The Landin Computer was actually designed for 19th-century bookkeepers and the width of the slides substantially corresponds with the ordinary spacing of an account-book of the time, so the device can be put over the page, and each slide comes substantially in line with the right-hand figure. The machine can be used with any desired number of columns of figures and with any number of sets or rows of figures, and after each set or number has been added the correct sum will be shown by the device. It is particularly useful in transferring from a journal to a ledger, where the sum of each entry as it is made may be registered on the machine, and this sum, when the work is completed, should correspond with the journal footing. This is termed reversed posting.
Biography of Peter Landin
Little is known about the inventor of this calculating machine—Peter J. Landin. He was born Peter Johan Landin on 9 March 1858 in Sweden. Interestingly, as he was obviously known under the Americanized version of his name Peter John Landin, he was the full namesake of the famous British computer scientist Peter John Landin (1930–2009).
Peter Johan Landin married the Sweden-born Ida Marie Ek (1 Oct 1865–11 Mar 1951) on 4 July 1886. They were the parents of three children, unfortunately, two of them died as babies: Esther Resedith (b. May 1888-d.

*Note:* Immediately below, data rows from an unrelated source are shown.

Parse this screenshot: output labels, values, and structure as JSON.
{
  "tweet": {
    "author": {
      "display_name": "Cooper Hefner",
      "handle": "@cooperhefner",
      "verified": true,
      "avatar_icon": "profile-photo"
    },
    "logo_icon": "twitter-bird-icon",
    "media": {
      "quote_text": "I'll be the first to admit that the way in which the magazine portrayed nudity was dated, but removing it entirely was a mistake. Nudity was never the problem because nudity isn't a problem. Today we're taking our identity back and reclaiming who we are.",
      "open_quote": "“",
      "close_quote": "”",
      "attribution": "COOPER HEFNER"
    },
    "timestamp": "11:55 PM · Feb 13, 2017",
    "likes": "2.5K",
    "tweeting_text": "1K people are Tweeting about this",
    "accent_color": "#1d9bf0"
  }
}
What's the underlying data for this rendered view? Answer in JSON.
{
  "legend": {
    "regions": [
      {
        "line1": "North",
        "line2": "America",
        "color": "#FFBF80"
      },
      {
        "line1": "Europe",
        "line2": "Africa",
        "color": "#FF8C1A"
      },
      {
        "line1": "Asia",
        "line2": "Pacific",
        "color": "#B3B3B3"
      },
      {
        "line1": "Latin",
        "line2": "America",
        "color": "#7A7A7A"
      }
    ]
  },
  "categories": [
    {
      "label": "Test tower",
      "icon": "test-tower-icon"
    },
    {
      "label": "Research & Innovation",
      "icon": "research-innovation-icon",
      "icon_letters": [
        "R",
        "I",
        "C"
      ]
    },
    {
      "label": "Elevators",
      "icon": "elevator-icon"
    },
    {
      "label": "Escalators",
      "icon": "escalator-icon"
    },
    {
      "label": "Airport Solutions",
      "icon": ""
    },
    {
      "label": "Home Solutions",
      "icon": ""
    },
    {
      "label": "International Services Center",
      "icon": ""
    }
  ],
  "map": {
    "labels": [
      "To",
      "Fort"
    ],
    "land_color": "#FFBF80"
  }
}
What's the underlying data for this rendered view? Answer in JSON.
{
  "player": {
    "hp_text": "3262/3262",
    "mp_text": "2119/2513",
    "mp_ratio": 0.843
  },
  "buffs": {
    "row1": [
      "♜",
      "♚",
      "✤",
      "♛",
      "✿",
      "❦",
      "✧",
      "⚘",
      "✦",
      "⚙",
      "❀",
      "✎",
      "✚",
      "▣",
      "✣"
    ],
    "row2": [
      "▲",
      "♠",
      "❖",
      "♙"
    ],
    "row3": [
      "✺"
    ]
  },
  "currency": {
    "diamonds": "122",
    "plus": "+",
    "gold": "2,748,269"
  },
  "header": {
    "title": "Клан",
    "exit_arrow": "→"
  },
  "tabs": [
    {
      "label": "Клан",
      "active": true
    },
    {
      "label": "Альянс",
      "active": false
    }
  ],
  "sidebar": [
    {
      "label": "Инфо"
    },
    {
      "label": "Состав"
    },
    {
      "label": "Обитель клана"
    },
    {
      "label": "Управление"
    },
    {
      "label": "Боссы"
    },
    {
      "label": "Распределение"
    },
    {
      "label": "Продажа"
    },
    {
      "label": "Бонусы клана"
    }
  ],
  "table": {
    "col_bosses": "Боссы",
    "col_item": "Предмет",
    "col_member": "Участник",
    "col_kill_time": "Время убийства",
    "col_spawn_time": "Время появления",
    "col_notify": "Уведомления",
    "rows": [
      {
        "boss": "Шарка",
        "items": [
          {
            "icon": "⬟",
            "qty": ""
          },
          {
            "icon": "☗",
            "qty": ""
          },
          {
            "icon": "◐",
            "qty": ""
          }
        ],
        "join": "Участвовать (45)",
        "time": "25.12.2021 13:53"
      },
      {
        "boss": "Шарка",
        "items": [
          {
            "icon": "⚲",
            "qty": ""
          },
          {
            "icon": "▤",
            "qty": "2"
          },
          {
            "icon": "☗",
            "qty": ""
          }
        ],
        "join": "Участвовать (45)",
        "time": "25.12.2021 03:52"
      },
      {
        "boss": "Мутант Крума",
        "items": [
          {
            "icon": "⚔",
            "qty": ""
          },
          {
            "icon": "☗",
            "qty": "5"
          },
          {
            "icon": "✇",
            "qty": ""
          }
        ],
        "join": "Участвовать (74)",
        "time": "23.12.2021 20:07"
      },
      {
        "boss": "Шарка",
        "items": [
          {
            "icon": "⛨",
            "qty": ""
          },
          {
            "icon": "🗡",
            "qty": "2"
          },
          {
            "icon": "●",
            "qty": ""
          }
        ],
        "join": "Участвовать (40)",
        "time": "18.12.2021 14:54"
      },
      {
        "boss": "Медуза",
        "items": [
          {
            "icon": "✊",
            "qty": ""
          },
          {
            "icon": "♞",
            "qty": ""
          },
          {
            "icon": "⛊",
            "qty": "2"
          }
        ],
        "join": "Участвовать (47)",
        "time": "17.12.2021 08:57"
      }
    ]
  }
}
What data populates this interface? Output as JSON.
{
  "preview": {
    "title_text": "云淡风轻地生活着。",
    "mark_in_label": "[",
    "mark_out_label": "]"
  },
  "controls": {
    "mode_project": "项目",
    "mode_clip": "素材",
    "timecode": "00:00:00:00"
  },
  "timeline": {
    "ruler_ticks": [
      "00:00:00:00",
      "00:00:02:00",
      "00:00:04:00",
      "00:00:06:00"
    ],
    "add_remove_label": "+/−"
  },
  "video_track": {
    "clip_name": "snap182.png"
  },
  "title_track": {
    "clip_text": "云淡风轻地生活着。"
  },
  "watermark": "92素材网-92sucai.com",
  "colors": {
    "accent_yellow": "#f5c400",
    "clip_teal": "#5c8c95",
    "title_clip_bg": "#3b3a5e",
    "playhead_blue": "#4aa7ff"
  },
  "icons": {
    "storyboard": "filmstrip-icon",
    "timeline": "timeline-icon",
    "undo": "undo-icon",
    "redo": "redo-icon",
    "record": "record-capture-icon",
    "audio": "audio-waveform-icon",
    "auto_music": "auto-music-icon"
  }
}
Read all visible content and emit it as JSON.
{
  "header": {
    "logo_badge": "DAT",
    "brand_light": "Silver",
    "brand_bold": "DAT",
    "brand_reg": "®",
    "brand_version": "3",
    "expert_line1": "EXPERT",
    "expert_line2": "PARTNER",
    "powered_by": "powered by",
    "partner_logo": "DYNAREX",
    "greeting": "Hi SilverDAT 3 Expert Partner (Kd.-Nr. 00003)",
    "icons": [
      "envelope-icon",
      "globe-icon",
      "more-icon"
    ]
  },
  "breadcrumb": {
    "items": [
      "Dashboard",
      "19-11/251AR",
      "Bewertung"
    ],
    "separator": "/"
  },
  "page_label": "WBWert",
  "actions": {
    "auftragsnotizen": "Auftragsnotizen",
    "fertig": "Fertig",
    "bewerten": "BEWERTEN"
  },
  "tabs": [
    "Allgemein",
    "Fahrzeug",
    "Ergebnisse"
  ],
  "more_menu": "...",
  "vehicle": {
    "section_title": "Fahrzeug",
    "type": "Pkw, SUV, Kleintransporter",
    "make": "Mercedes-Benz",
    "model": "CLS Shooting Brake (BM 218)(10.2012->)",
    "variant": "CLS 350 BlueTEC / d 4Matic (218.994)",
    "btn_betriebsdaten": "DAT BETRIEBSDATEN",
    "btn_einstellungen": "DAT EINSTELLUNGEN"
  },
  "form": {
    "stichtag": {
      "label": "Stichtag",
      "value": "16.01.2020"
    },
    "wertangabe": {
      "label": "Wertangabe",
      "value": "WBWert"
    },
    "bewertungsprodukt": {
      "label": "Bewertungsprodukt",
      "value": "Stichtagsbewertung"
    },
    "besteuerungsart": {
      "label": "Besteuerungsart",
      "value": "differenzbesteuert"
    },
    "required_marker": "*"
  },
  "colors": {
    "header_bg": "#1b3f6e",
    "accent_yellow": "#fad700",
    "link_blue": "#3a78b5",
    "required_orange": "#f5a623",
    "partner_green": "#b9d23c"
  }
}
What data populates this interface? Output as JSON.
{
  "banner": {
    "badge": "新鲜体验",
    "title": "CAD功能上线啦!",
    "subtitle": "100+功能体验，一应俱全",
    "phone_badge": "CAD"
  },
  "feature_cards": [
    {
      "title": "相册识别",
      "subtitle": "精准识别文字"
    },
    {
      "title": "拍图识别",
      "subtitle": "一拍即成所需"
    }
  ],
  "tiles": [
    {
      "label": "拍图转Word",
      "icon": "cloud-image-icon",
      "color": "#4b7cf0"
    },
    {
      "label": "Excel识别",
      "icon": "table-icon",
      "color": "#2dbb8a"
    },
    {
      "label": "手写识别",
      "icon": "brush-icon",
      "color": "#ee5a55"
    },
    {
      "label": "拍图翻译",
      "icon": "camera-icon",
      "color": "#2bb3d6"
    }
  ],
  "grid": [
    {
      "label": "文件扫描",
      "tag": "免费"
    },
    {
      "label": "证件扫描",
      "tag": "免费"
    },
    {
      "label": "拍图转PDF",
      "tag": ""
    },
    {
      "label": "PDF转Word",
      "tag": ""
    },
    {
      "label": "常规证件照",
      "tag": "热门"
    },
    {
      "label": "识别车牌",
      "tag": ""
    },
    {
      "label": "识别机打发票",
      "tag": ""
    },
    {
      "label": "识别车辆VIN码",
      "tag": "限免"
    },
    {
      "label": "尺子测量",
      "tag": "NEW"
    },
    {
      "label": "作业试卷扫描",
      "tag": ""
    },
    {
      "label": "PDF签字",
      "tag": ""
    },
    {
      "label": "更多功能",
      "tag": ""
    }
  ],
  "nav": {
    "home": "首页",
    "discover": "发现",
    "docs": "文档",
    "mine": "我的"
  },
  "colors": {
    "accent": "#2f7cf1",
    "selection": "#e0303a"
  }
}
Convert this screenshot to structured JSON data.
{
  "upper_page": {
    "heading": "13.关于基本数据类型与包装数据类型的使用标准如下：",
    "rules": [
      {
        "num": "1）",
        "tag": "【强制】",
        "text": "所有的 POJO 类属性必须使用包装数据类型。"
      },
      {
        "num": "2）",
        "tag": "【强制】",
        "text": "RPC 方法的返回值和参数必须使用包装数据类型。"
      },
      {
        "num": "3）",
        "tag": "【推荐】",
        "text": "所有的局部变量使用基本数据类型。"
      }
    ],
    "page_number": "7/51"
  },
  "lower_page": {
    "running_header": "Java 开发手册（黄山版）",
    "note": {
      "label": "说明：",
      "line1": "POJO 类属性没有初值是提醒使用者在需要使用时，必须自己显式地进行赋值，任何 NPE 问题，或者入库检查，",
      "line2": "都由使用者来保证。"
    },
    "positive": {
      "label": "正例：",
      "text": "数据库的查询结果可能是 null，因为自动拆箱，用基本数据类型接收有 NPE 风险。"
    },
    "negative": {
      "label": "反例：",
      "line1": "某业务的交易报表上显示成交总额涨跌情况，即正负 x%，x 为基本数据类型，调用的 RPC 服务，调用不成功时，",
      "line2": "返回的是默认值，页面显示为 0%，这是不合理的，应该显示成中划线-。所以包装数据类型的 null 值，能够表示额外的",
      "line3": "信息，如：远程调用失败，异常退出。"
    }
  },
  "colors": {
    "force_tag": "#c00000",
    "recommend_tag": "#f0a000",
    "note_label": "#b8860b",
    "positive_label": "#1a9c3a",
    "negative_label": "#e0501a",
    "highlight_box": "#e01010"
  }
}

April 1889), Esther Resedith II (30 Jul 1889-22 Aug 1948), and Allbeen (born and died Feb 1890).
Besides the above-mentioned patents for calculating devices, Peter Landin was a holder of several other US patents: for a phonograph (pat. No. 1422453), for a motion picture film (No. 1234046), etc. On the patents of cash registers, Landin worked for the prominent Walker family, a highly successful American business family, who built one of the largest forest products corporations in the USA at the time (Fletcher Loren Walker (1872-1962, see the nearby portrait) is a witness of the first and a co-holder of the other patents for cash registers, assigned to his father, Thomas Barlow Walker (1840-1928)).
In the 1890s Peter Johan Landin lived in Minnesota (Moorhead and Minneapolis). In the 1910s and 1920s, he lived in Denver, Colorado. He died on 24 January 1940 (aged 81) in Moorhead, Cass County, North Dakota.